The FDA green light was not based on evidence that Aduhelm is clinically beneficial and mitigates cognitive decline. For that, Biogen and Eisai are working on a phase 4 confirmatory trial to prove clinical benefit and maintain the FDA approval.
This time around with lecanemab, Eisai is shooting to have those data in hand much sooner in the product’s life span. The phase 3 trial completed enrollment in March and will try to verify earlier findings that the therapy can reduce amyloid in the brain and therefore have an impact on clinical benefit and that amyloid biomarker.
Earlier studies of lecanemab have shown consistent reduction of amyloid and improvements in clinical decline, Cheung said. These data were published in a peer-reviewed journal.
“We as a team are confident in that clinical efficacy from that phase 2b data, but of course, that’s only one study. That’s why we’re doing Clarity AD to prove it one more time,” Cheung said.
The Clarity study, which is expected to read out in the fall, will be much bigger than the midstage test and is being done with “rigor” in terms of recruitment and how it’s conducted, Irizarry added.
Eisai also said Wednesday that enrollment has begun in the phase 2/3 Tau NexGen study being conducted by the Washington University School of Medicine in St. Louis, which will use two of the Japanese pharma’s Alzheimer’s therapies. Lecanemab will serve as the background anti-amyloid therapy, while an earlier-stage asset, tau antibody E2814, will be the investigational medicine. The study features asymptomatic and symptomatic patients with dominantly inherited Alzheimer’s, a type of the disease that is caused by genetic mutations and is passed down in families.

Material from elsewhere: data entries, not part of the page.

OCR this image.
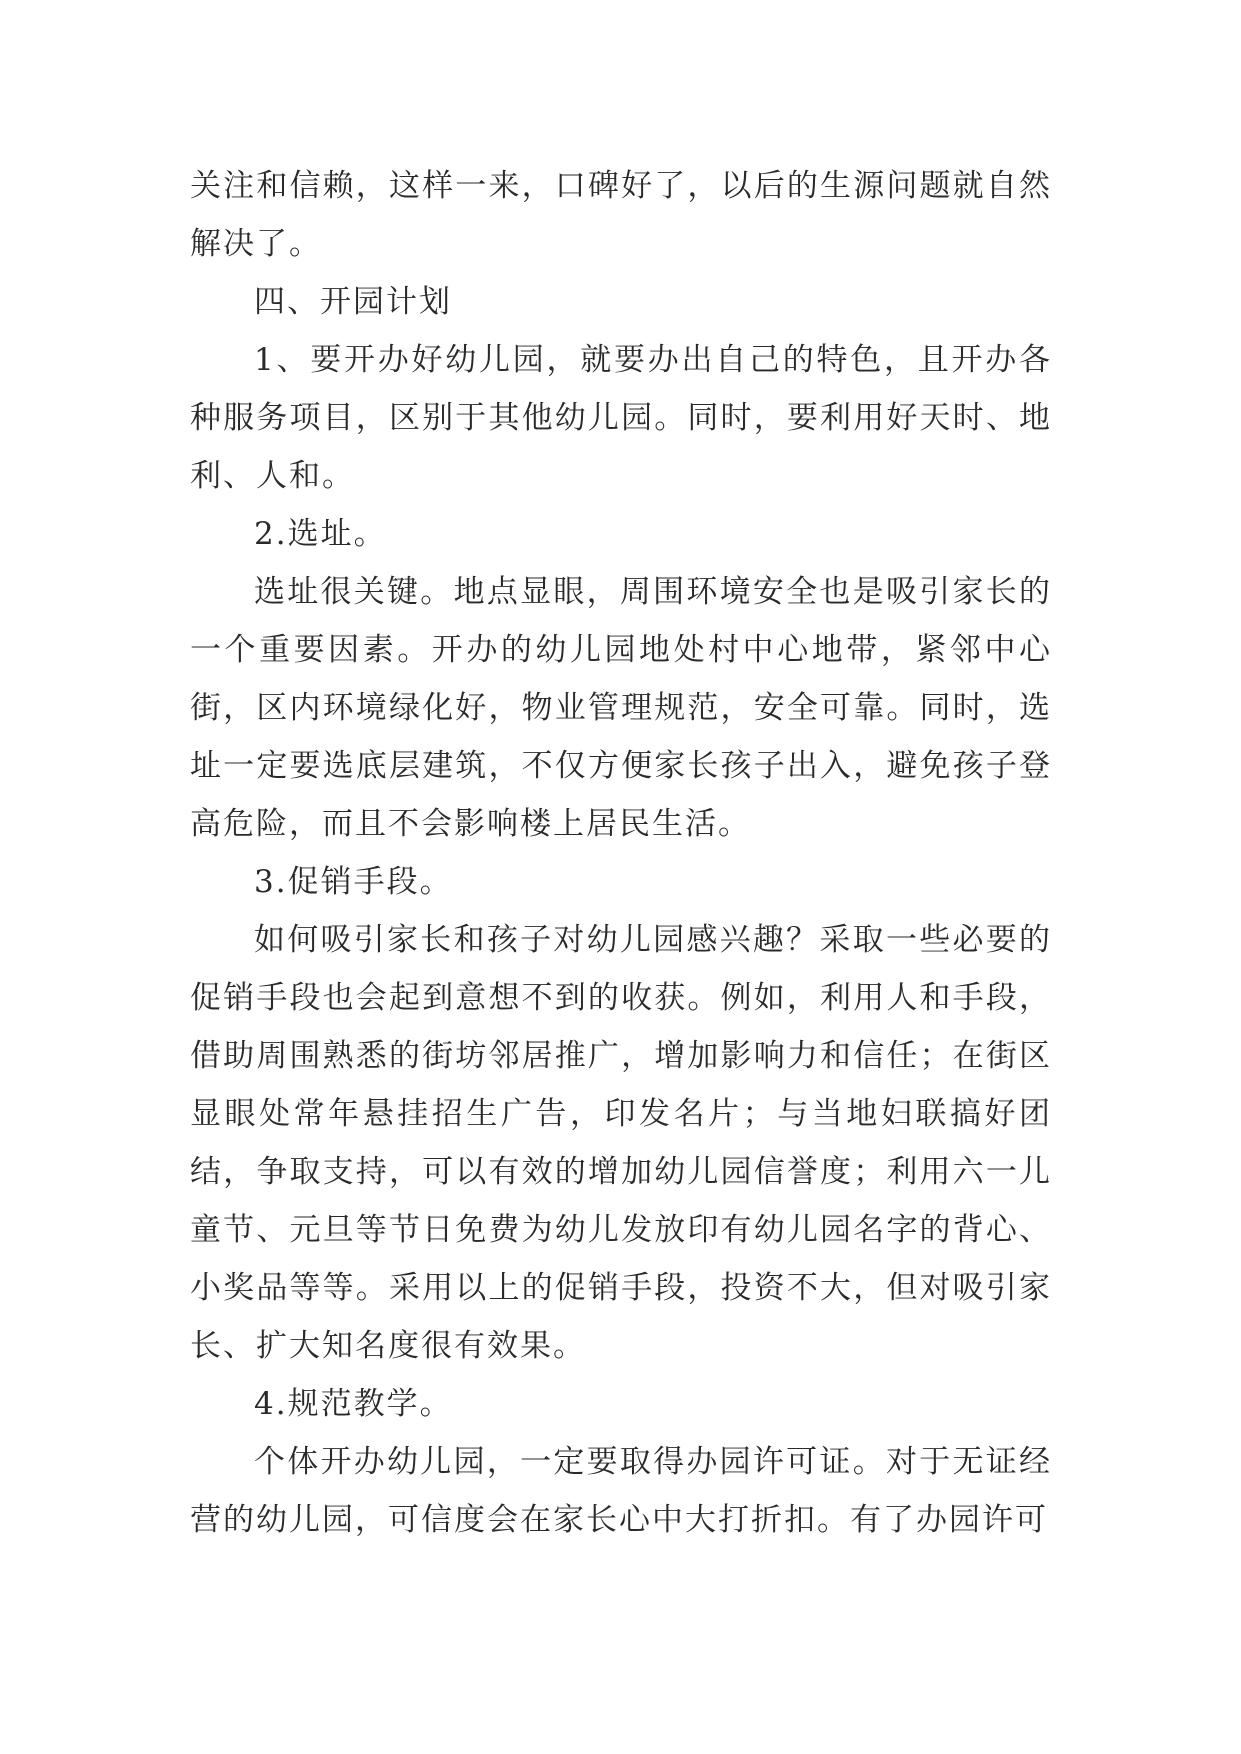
关注和信赖，这样一来，口碑好了，以后的生源问题就自然解决了。

四、开园计划

1、要开办好幼儿园，就要办出自己的特色，且开办各种服务项目，区别于其他幼儿园。同时，要利用好天时、地利、人和。

2.选址。

选址很关键。地点显眼，周围环境安全也是吸引家长的一个重要因素。开办的幼儿园地处村中心地带，紧邻中心街，区内环境绿化好，物业管理规范，安全可靠。同时，选址一定要选底层建筑，不仅方便家长孩子出入，避免孩子登高危险，而且不会影响楼上居民生活。

3.促销手段。

如何吸引家长和孩子对幼儿园感兴趣？采取一些必要的促销手段也会起到意想不到的收获。例如，利用人和手段，借助周围熟悉的街坊邻居推广，增加影响力和信任；在街区显眼处常年悬挂招生广告，印发名片；与当地妇联搞好团结，争取支持，可以有效的增加幼儿园信誉度；利用六一儿童节、元旦等节日免费为幼儿发放印有幼儿园名字的背心、小奖品等等。采用以上的促销手段，投资不大，但对吸引家长、扩大知名度很有效果。

4.规范教学。

个体开办幼儿园，一定要取得办园许可证。对于无证经营的幼儿园，可信度会在家长心中大打折扣。有了办园许可
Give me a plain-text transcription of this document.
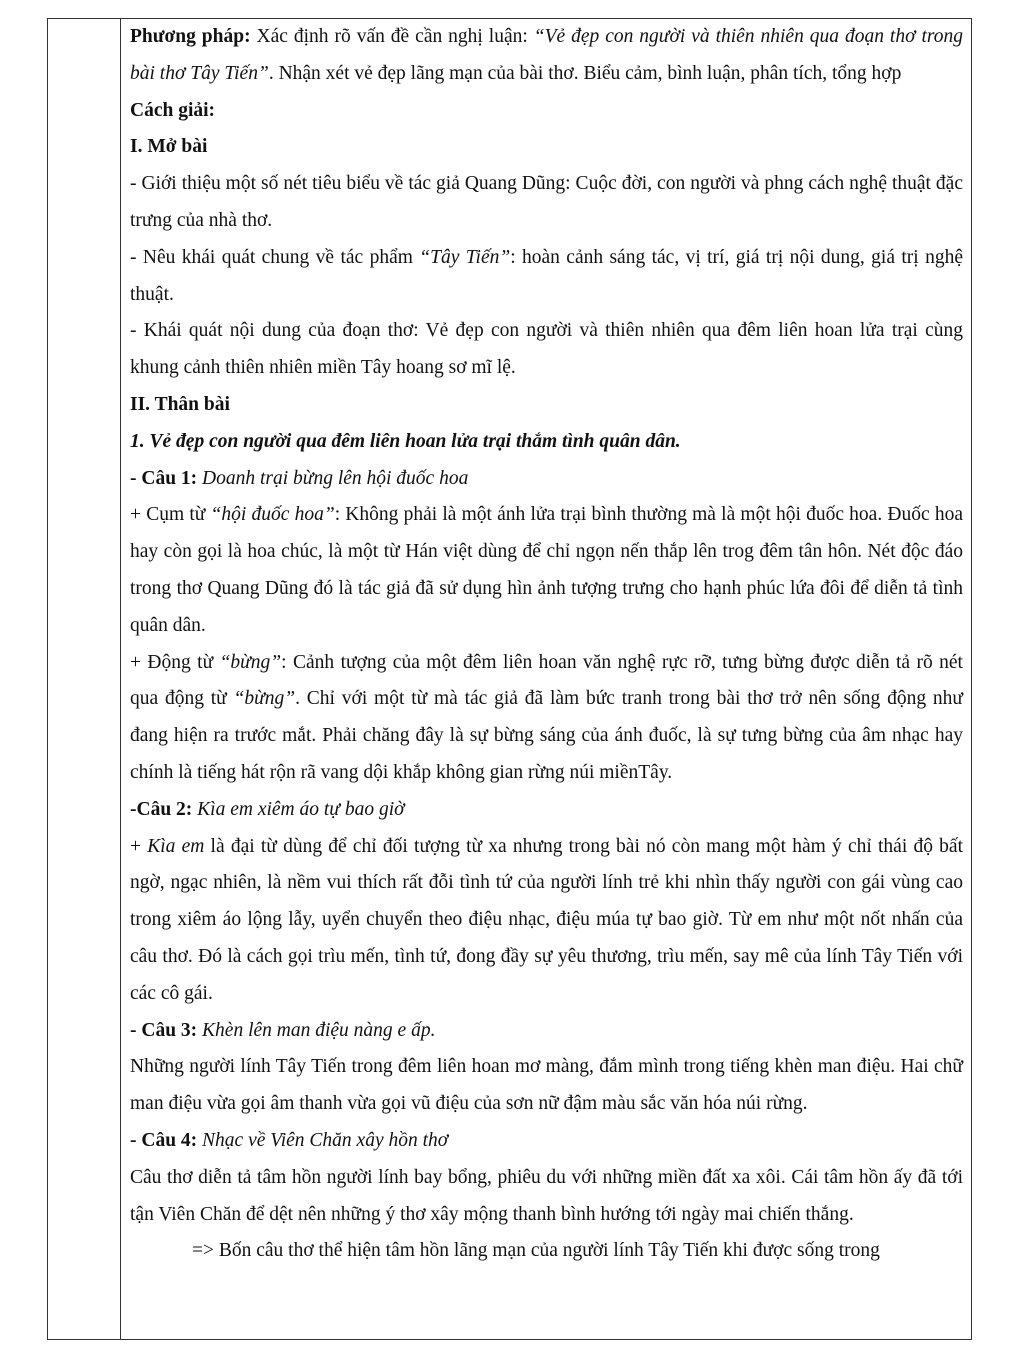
Phương pháp: Xác định rõ vấn đề cần nghị luận: “Vẻ đẹp con người và thiên nhiên qua đoạn thơ trong bài thơ Tây Tiến”. Nhận xét vẻ đẹp lãng mạn của bài thơ. Biểu cảm, bình luận, phân tích, tổng hợp

Cách giải:

I. Mở bài

- Giới thiệu một số nét tiêu biểu về tác giả Quang Dũng: Cuộc đời, con người và phng cách nghệ thuật đặc trưng của nhà thơ.

- Nêu khái quát chung về tác phẩm “Tây Tiến”: hoàn cảnh sáng tác, vị trí, giá trị nội dung, giá trị nghệ thuật.

- Khái quát nội dung của đoạn thơ: Vẻ đẹp con người và thiên nhiên qua đêm liên hoan lửa trại cùng khung cảnh thiên nhiên miền Tây hoang sơ mĩ lệ.

II. Thân bài

1. Vẻ đẹp con người qua đêm liên hoan lửa trại thắm tình quân dân.

- Câu 1: Doanh trại bừng lên hội đuốc hoa

+ Cụm từ “hội đuốc hoa”: Không phải là một ánh lửa trại bình thường mà là một hội đuốc hoa. Đuốc hoa hay còn gọi là hoa chúc, là một từ Hán việt dùng để chỉ ngọn nến thắp lên trog đêm tân hôn. Nét độc đáo trong thơ Quang Dũng đó là tác giả đã sử dụng hìn ảnh tượng trưng cho hạnh phúc lứa đôi để diễn tả tình quân dân.

+ Động từ “bừng”: Cảnh tượng của một đêm liên hoan văn nghệ rực rỡ, tưng bừng được diễn tả rõ nét qua động từ “bừng”. Chỉ với một từ mà tác giả đã làm bức tranh trong bài thơ trở nên sống động như đang hiện ra trước mắt. Phải chăng đây là sự bừng sáng của ánh đuốc, là sự tưng bừng của âm nhạc hay chính là tiếng hát rộn rã vang dội khắp không gian rừng núi miềnTây.

-Câu 2: Kìa em xiêm áo tự bao giờ

+ Kìa em là đại từ dùng để chỉ đối tượng từ xa nhưng trong bài nó còn mang một hàm ý chỉ thái độ bất ngờ, ngạc nhiên, là nềm vui thích rất đỗi tình tứ của người lính trẻ khi nhìn thấy người con gái vùng cao trong xiêm áo lộng lẫy, uyển chuyển theo điệu nhạc, điệu múa tự bao giờ. Từ em như một nốt nhấn của câu thơ. Đó là cách gọi trìu mến, tình tứ, đong đầy sự yêu thương, trìu mến, say mê của lính Tây Tiến với các cô gái.

- Câu 3: Khèn lên man điệu nàng e ấp.

Những người lính Tây Tiến trong đêm liên hoan mơ màng, đắm mình trong tiếng khèn man điệu. Hai chữ man điệu vừa gọi âm thanh vừa gọi vũ điệu của sơn nữ đậm màu sắc văn hóa núi rừng.

- Câu 4: Nhạc về Viên Chăn xây hồn thơ

Câu thơ diễn tả tâm hồn người lính bay bổng, phiêu du với những miền đất xa xôi. Cái tâm hồn ấy đã tới tận Viên Chăn để dệt nên những ý thơ xây mộng thanh bình hướng tới ngày mai chiến thắng.

=> Bốn câu thơ thể hiện tâm hồn lãng mạn của người lính Tây Tiến khi được sống trong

Calling back to the Aricept days, Cheung said another thing that’s different this time around is that Alzheimer’s patients are identified earlier in the disease course. So new Alzheimer’s treatments can be offered earlier in a patient’s journey to prevent damage that can’t be corrected later.
Explaining the difference between a biomarker and clinical efficacy remains a communication challenge for patients, though. Not to mention the fact that treatments like Aduhelm or lecanemab are meant to address the disease, not necessarily reverse symptoms.
“What it means to receive a so-called disease-modifying therapy versus receiving a symptomatic treatment, I think the majority of the public don’t understand that,” Cheung said. “This is about early diagnosis, early treatment, and then you can slow down the progression of the disease. It’s a fairly different concept.”
To help with the public understanding of lecanemab, Eisai is laying all the data out for the world to see.
“We don’t believe in any easy path. I think Alzheimer’s is challenging, but we are confident and at the end of the day the data speaks for itself,” Cheung said.